Guidelines for URC members moving to a village where there is no URC
This advice assumes that the Church of England is the only Christian church in the village. Although some of the principles and considerations will be similar in relation to other churches, others will be different.
Some questions to ask yourself.
1. Does it seem right to worship in and commit myself to the church in the community where I live?
2. Am I prepared to commit myself wholeheartedly and worship as an Anglican?
Under new regulations you may, as a member in good standing with the United Reformed Churchand as a regular worshipper in the local Anglican church, declare yourself also a member of the Church of England. You may then serve on the Parochial Church Council and, in theory, be able to be a representative on Deanery and Diocesan Synods and General Synod. If you are a nationally accredited United Reformed Church lay preacher it is possible for you to be licensed by the bishop in whose diocese you are, to preach in your local area.
The relevant sections of Canon Law are quoted overleaf. However, there are supplementary questions you need to ask yourself.
a Do you feel a sense of belonging within the life of the parish church as it now stands, with regard to its worship, its preaching, its study life, and its role within the life of the community?

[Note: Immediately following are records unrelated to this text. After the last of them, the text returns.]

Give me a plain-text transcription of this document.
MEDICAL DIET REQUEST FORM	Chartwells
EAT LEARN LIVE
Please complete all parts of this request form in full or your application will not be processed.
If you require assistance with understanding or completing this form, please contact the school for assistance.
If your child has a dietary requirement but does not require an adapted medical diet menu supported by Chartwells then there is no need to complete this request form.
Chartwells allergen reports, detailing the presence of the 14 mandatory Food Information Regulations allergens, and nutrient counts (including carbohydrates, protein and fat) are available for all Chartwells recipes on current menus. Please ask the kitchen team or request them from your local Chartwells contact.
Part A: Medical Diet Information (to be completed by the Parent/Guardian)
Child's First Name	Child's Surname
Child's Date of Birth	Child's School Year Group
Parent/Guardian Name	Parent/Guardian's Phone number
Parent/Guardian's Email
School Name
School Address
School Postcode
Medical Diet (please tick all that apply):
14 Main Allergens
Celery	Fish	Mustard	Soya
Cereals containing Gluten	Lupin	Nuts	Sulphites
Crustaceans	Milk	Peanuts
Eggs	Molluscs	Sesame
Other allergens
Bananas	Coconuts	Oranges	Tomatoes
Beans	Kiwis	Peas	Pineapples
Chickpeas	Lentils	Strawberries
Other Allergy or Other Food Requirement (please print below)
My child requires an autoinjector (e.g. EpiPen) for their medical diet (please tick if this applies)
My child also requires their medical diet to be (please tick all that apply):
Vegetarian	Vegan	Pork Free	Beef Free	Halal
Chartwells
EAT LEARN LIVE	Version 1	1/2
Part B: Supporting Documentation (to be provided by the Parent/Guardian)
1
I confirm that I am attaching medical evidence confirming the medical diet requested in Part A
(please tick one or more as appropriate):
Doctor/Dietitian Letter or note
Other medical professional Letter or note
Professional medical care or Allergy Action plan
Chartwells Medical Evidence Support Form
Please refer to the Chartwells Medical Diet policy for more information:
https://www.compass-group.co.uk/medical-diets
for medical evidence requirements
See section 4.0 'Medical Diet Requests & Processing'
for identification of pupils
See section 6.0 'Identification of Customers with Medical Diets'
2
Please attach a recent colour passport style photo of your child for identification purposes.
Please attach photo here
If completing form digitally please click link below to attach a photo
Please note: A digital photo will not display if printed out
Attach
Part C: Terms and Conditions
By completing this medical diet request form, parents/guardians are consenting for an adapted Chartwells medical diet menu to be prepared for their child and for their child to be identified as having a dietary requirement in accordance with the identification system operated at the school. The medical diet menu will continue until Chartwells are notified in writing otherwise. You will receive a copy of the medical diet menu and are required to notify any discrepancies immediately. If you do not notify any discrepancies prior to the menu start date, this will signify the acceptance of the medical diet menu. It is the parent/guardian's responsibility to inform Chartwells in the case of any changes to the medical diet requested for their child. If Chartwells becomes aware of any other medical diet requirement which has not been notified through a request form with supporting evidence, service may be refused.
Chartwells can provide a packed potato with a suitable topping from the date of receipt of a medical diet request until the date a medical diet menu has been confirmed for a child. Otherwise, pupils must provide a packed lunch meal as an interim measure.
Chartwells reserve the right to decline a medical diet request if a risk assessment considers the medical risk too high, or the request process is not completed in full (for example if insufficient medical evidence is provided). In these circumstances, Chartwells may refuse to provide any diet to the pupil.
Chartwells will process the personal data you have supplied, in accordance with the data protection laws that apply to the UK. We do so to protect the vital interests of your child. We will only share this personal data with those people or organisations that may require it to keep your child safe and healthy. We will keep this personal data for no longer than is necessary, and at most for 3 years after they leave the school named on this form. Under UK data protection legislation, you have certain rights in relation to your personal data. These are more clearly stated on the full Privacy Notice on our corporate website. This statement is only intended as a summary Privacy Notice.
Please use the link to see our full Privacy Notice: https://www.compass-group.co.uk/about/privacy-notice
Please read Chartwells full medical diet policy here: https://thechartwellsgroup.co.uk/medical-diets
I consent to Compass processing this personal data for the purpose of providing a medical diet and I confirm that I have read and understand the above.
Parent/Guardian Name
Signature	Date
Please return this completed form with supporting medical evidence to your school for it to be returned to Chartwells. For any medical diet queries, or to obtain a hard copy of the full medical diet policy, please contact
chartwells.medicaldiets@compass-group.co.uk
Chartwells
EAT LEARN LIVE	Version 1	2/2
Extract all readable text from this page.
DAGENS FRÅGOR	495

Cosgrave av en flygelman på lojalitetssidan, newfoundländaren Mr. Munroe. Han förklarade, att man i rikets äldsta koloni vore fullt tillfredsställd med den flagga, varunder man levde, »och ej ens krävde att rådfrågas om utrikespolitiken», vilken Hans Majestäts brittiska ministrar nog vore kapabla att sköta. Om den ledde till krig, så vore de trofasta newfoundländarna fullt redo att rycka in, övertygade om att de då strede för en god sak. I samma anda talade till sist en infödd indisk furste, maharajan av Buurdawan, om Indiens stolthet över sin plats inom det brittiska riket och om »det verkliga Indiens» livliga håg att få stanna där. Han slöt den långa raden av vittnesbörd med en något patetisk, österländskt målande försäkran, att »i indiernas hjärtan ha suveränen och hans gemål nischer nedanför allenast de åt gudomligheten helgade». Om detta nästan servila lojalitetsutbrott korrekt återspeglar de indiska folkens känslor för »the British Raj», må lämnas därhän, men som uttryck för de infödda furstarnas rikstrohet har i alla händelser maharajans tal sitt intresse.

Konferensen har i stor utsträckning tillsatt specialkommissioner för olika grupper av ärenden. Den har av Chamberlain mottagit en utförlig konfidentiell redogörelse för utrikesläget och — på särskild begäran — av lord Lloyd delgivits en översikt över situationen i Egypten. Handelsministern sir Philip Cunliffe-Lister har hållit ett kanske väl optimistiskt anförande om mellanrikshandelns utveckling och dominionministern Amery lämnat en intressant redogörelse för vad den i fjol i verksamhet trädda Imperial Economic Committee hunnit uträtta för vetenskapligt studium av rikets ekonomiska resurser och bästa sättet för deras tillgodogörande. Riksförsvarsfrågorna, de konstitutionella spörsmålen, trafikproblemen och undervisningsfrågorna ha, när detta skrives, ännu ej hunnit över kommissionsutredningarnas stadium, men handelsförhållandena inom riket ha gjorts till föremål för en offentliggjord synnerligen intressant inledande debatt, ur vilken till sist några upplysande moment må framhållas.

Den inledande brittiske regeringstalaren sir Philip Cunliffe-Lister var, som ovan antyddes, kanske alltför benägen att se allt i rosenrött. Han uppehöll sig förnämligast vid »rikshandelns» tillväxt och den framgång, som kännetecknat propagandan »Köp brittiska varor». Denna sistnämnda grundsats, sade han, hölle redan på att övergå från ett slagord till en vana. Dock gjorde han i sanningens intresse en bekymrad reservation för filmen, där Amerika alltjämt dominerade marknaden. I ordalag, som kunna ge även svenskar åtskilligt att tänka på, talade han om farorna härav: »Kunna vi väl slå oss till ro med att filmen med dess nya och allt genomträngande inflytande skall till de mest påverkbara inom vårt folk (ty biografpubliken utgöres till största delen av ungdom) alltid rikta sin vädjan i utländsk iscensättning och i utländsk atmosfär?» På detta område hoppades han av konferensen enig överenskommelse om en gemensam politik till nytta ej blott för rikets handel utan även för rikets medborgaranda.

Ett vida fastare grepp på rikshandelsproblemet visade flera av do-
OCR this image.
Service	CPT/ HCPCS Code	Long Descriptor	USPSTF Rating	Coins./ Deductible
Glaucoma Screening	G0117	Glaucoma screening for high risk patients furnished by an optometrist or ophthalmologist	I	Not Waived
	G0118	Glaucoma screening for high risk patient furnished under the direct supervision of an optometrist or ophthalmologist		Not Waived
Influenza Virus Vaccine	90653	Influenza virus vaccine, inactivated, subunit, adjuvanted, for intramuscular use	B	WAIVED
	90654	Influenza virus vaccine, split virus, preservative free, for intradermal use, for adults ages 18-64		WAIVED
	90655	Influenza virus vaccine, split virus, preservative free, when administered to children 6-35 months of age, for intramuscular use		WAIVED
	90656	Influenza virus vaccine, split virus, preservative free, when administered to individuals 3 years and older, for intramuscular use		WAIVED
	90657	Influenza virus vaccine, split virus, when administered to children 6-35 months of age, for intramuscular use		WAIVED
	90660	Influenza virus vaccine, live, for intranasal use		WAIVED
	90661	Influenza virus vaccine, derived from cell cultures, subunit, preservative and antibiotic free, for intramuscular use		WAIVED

b If not, what hope is there that within a reasonable time span your active involvement might make a difference, either to the church or to your own attitudes and feelings?
c Do you believe that the Reformed emphasis on the constant reformation of the Church under the guidance of the Holy Spirit in accordance with the Scriptures, and the aspects of church life which you bring from your own experience and tradition, can be set alongside the qualities which already exist in the local parish church in a positive and constructive way?
d What is the incumbent’s attitude to ecumenical co-operation and is she/he willing to do what is possible within Canon Law? What is the attitude of the diocesan bishop to ecumenical co-operation? This is important as so many decisions are inspired by the bishop and the local priest, although the local Parochial Church Council has a growing influence.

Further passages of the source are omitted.